If I were to walk into the forest and suddenly find a clearing with a cozy cottage surrounded by flowers and beau­tiful shrubbery, I would conclude that somebody built this cottage and planted the flowers and shrubbery. It would seem ridiculous to me to say that they just happened. And so it is with the elements, and the periodic chart, and all the laws of Nature. Simple logic requires that somebody planned them, and made and established them. To me this planner and maker is God.

Moreover, I have long ago identified this God with the God of the Bible. At first certain difficulties presented them­selves in the matter of the Bible’s scientific accuracy, but they were cleared away. For example, I used to ponder a statement that Jesus made in Matthew 5: 13— “Ye are the salt of the earth. But if the salt have lost its savor, where­with shall it be salted? It is thenceforth good for nothing, but to be cast out, and to be trodden under foot of men.” The parallel verse in Luke 14: 34, 35 seemed just as confusing: “Salt is good, but if the salt have lost its savor, wherewith shall it be seasoned? It is neither fit for the land, nor yet for the dunghill, but men cast it out.”

Salt is essential for life in general, and saltiness is one of the basic human tastes.

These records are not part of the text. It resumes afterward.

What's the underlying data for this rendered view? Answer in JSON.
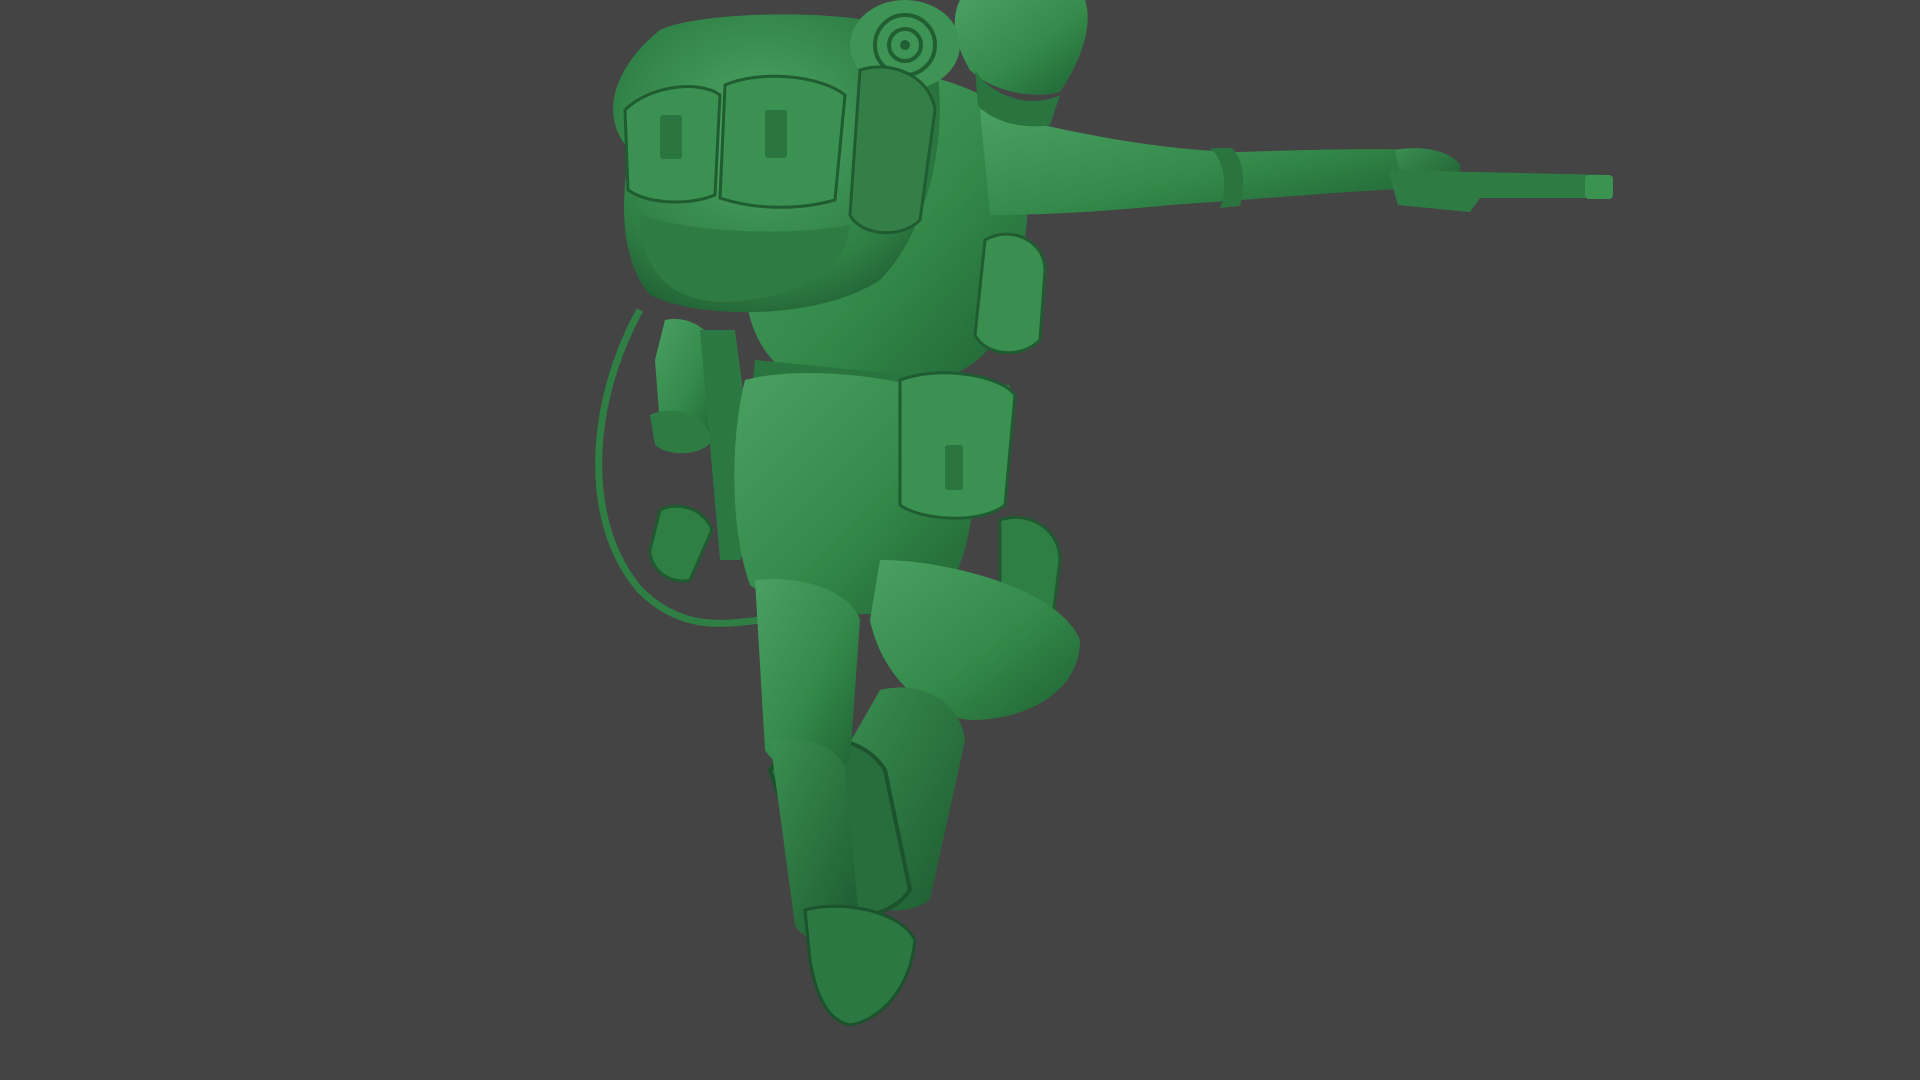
{
  "scene": {
    "background_color": "#444444",
    "subject": "green-plastic-army-soldier-sculpt",
    "material_color": "#3a8a4e",
    "shadow_color": "#1f5a30",
    "highlight_color": "#5cb070"
  }
}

As a chemist I reasoned that salt is a very stable chemical body, sodium chloride. Salt just doesn’t go bad on standing around. There are two possible ways in which it could lose its savor: (1) it could enter into a chemical reaction and thus no longer be sodium chloride; or (2) it could be so badly contaminated with impurities that its characteristic taste would be masked. I ruled out the first possibility on the ground that Christ was too good a teacher to make reference to a chemical reaction or process that the masses would not understand. The answer, then, must he in the impurities.

All the while I was thinking of the nice clean table salt that we take so much for granted. A little research brought the answer.

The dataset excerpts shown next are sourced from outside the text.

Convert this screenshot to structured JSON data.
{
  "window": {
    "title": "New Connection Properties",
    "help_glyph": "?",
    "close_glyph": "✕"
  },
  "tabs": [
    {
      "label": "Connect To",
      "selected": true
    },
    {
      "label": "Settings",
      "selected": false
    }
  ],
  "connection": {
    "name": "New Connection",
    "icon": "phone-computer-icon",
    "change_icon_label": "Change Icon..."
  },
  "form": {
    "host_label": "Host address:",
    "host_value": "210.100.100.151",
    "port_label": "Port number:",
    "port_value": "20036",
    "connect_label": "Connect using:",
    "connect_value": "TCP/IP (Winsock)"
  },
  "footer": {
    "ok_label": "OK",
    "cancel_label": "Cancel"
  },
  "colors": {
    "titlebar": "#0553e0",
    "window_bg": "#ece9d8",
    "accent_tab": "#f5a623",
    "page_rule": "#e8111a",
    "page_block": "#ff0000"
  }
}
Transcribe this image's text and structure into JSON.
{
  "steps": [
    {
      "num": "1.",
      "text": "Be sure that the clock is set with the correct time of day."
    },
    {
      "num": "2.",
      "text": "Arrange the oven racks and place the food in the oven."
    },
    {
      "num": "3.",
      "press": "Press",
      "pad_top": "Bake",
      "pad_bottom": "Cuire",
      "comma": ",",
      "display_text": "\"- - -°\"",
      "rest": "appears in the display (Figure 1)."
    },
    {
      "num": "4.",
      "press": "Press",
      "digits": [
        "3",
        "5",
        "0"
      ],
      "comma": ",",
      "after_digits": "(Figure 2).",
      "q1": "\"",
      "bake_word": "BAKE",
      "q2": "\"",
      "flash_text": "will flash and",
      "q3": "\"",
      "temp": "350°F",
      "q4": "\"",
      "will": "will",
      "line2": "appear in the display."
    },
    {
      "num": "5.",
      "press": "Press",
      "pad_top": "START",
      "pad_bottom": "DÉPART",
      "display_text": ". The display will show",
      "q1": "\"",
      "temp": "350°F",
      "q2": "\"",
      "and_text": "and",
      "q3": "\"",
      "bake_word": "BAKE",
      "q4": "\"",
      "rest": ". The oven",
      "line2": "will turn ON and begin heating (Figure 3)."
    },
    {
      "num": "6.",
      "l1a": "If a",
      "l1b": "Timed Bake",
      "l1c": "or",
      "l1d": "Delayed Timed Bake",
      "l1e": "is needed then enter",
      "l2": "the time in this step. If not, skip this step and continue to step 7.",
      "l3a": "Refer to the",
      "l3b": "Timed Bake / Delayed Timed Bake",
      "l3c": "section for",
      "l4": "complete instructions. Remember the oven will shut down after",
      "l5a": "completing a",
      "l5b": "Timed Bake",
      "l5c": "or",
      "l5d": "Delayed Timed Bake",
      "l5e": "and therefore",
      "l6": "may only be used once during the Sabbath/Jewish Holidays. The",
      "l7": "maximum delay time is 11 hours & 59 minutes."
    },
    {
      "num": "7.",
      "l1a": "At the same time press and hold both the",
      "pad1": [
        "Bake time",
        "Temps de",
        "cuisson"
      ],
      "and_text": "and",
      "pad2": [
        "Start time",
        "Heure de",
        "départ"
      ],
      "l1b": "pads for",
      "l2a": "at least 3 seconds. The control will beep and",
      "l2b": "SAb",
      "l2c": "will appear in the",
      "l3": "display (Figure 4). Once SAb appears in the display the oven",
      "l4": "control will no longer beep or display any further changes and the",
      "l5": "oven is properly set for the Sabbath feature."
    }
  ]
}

Salt was accepted and collected as taxes by the Romans from the people of the Holy Land. One of the main sources of salt for Palestinians, of course, was the Dead Sea, or Salt Sea. So oppressive were these taxes that the people adulter­ated the salt with sand or other earthy material (the salt to begin with wasn’t our nice pure table salt). The government purified the salt by spreading it in big vats or tanks, filling them with water and drawing off the concentrated salt solu­tion or brine. All that remained was the earthy, insoluble material. Indeed, the salt had lost its savor because it was no longer salt. It was fit to be trodden under foot.

And this wasn’t the only way that salt could lose its savor. The surface waters of the Dead Sea, on evaporation, have a chemical salts content of about 31 percent sodium chloride, 13 percent calcium chloride, and 48 percent magnesium chloride, together with other impurities. The calcium and magnesium chlorides are hygroscopic (take water out of the air) and will thus literally dissolve the sodium chloride. A bit­ter tasting composition results. It was the custom to store vast amounts of this salt in houses that had earthen floors. In time, the salt next to the ground “spoiled” because of the dampness. Since it would be harmful to fertile land because of its salt content, no man would allow it to be thrown on his field. The only place left was the street, where it was trodden under foot of man.

Thus the Bible was proved scientifically accurate, even in its many small details—for this was just a lone example. And, returning to the larger aspect of the matter, this same Bible, rightly interpreted, to me presents a reliable account of the origin of the universe, as well as its direction and support. I have found nothing in natural science, in chemistry, that conflicts with the Bible. Nor do I find anything in the Bible that conflicts with science. The God of Genesis, I am con­vinced, is the sole answer to both the “genesis” and the unfailing, detailed management of the world.